Many boards aren’t struggling because people don’t care. They struggle because smart, committed people think differently, and we, as humans, don’t always realize how much that matters. And maybe that’s my Campaigner (ENFP) speaking, always seeing the people, the energy, and the intention in the room before the structure. After working with boards long enough, one thing is clear: when differences in how people think, communicate, and decide go unnamed, even the most well-intentioned boards can feel stuck.

Some board members are big-picture visionaries. Others are detail-driven protectors. Some speak quickly and process out loud. Others need time, quiet, and data before weighing in.

None of this is wrong.

But when those differences go unnamed, meetings can feel tense, inefficient, or quietly frustrating or out loud frustration.

That’s where using a personality test, like 16 Personalities, can be a surprisingly useful tool, without turning into a retreat-level overhaul. We prefer 16 Personalities, because it’s quick and easy to digest.

Below are three easy, low-lift ways to integrate 16 Personalities into your board work that build understanding, trust, and better decision-making.

1. Use Personality as a Lens, Not a Label

The value of 16 Personalities isn’t in boxing people in.
It’s in giving your board a shared language for how people naturally think, communicate, and decide.

Instead of:

  • “They always slow things down.”

  • “They never speak up.”

  • “They jump ahead without details.”

You get:

  • “This person is wired to look for risk.”

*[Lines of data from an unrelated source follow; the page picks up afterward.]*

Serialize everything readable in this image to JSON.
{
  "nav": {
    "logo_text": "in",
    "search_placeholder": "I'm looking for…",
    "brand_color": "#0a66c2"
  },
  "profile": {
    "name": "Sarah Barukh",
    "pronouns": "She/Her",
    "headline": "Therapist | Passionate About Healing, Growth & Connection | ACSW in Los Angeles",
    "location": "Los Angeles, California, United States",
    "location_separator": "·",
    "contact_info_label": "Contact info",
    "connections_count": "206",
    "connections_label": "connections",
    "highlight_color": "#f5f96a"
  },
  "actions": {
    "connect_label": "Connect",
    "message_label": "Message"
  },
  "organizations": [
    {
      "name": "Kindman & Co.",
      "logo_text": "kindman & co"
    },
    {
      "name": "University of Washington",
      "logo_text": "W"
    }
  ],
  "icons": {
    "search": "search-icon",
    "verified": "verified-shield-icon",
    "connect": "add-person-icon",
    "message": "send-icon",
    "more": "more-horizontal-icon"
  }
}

  • “This person needs time to process before speaking.”

  • “This person is oriented toward possibility and momentum.”

Low-lift way to do this:

  • Ask board members to take the free 16 Personalities assessment on their own.

  • Invite (don’t require) them to share their type.

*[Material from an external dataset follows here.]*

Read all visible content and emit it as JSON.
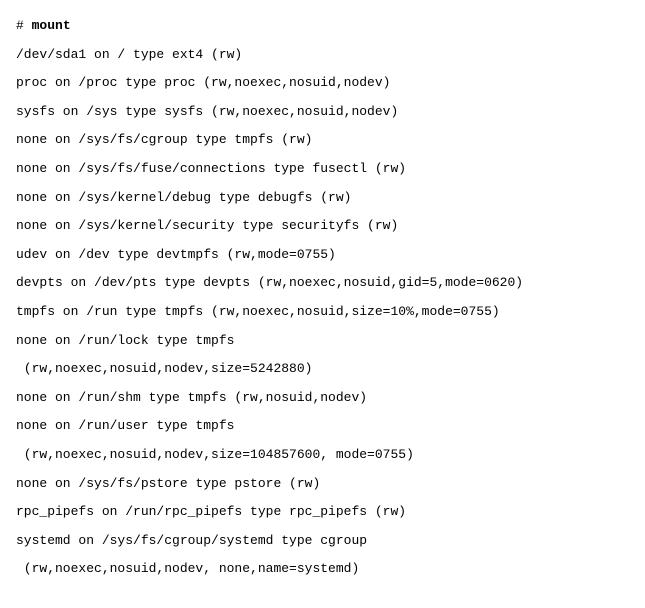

  • Frame it clearly: This is about understanding preferences, not performance.

That shift alone reduces misinterpretation and defensiveness — two things that quietly drain board energy.

2. Normalize Different Ways of Participating

A hidden challenges on boards is how participation is defined.

Some members:

  • Talk to think

  • Ask questions in real time

  • Jump in quickly

Others:

  • Reflect before speaking

  • Prefer written input

  • Engage deeply but quietly

When boards don’t acknowledge these differences, quieter members can feel sidelined and louder members can feel misunderstood.

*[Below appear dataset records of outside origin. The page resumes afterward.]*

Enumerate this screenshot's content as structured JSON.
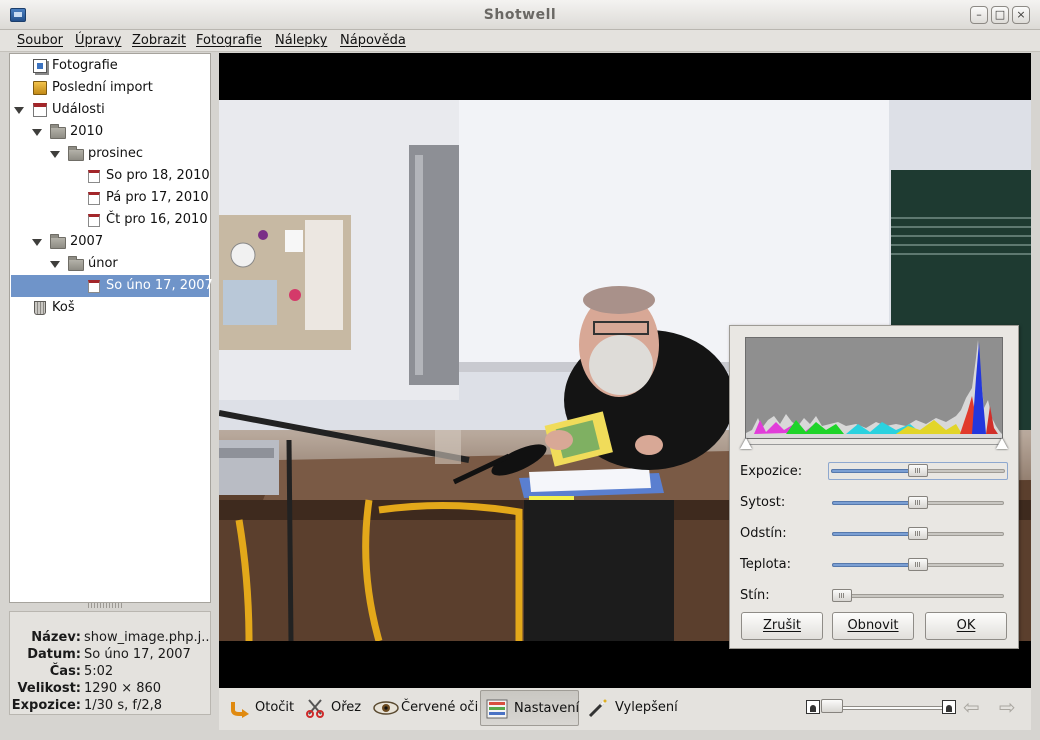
{
  "window": {
    "title": "Shotwell",
    "controls": {
      "minimize": "–",
      "maximize": "□",
      "close": "×"
    }
  },
  "menubar": {
    "items": [
      "Soubor",
      "Úpravy",
      "Zobrazit",
      "Fotografie",
      "Nálepky",
      "Nápověda"
    ]
  },
  "sidebar": {
    "photos": "Fotografie",
    "last_import": "Poslední import",
    "events": "Události",
    "years": [
      {
        "label": "2010",
        "months": [
          {
            "label": "prosinec",
            "days": [
              "So pro 18, 2010",
              "Pá pro 17, 2010",
              "Čt pro 16, 2010"
            ]
          }
        ]
      },
      {
        "label": "2007",
        "months": [
          {
            "label": "únor",
            "days": [
              "So úno 17, 2007"
            ]
          }
        ]
      }
    ],
    "selected": "So úno 17, 2007",
    "trash": "Koš"
  },
  "info": {
    "name_key": "Název:",
    "name_val": "show_image.php.j...",
    "date_key": "Datum:",
    "date_val": "So úno 17, 2007",
    "time_key": "Čas:",
    "time_val": "5:02",
    "size_key": "Velikost:",
    "size_val": "1290 × 860",
    "exposure_key": "Expozice:",
    "exposure_val": "1/30 s, f/2,8"
  },
  "adjust": {
    "labels": {
      "exposure": "Expozice:",
      "saturation": "Sytost:",
      "tint": "Odstín:",
      "temperature": "Teplota:",
      "shadows": "Stín:"
    },
    "levels": {
      "exposure": 0.5,
      "saturation": 0.5,
      "tint": 0.5,
      "temperature": 0.5,
      "shadows": 0.0
    },
    "buttons": {
      "cancel": "Zrušit",
      "reset": "Obnovit",
      "ok": "OK"
    }
  },
  "toolbar": {
    "rotate": "Otočit",
    "crop": "Ořez",
    "redeye": "Červené oči",
    "adjust": "Nastavení",
    "enhance": "Vylepšení",
    "zoom_level": 0.0
  },
  "colors": {
    "selection": "#6f94c9",
    "slider_fill": "#7b9fd3",
    "viewer_bg": "#000000"
  }
}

Low-lift way to integrate this:

  • Use personality insights to intentionally vary how input is gathered:

    • A few minutes of silent reflection before discussion

    • Asking for written follow-up after meetings

    • Naming when a decision needs brainstorming vs. analysis

This isn’t about accommodating personalities, it’s about getting the best thinking from everyone at the table.

3. Use It as a Trust-Building Tool, Not a Team-Building Exercise

Trust doesn’t mean agreeing.
It means understanding why someone sees things differently, and staying in a relationship anyway.

16 Personalities can help boards say:

  • “Ah — that’s why we approach this issue so differently.”

  • “We’re solving the same problem, just from different angles.”

Low-lift way to do this:

  • Spend 15–20 minutes in a meeting reviewing the group’s personality spread (no deep dives).

  • Ask one simple prompt:

    “What does this group need to remember when we’re making hard decisions together?”

This reframes tension as diversity of thought, not conflict — and that’s where strong boards live.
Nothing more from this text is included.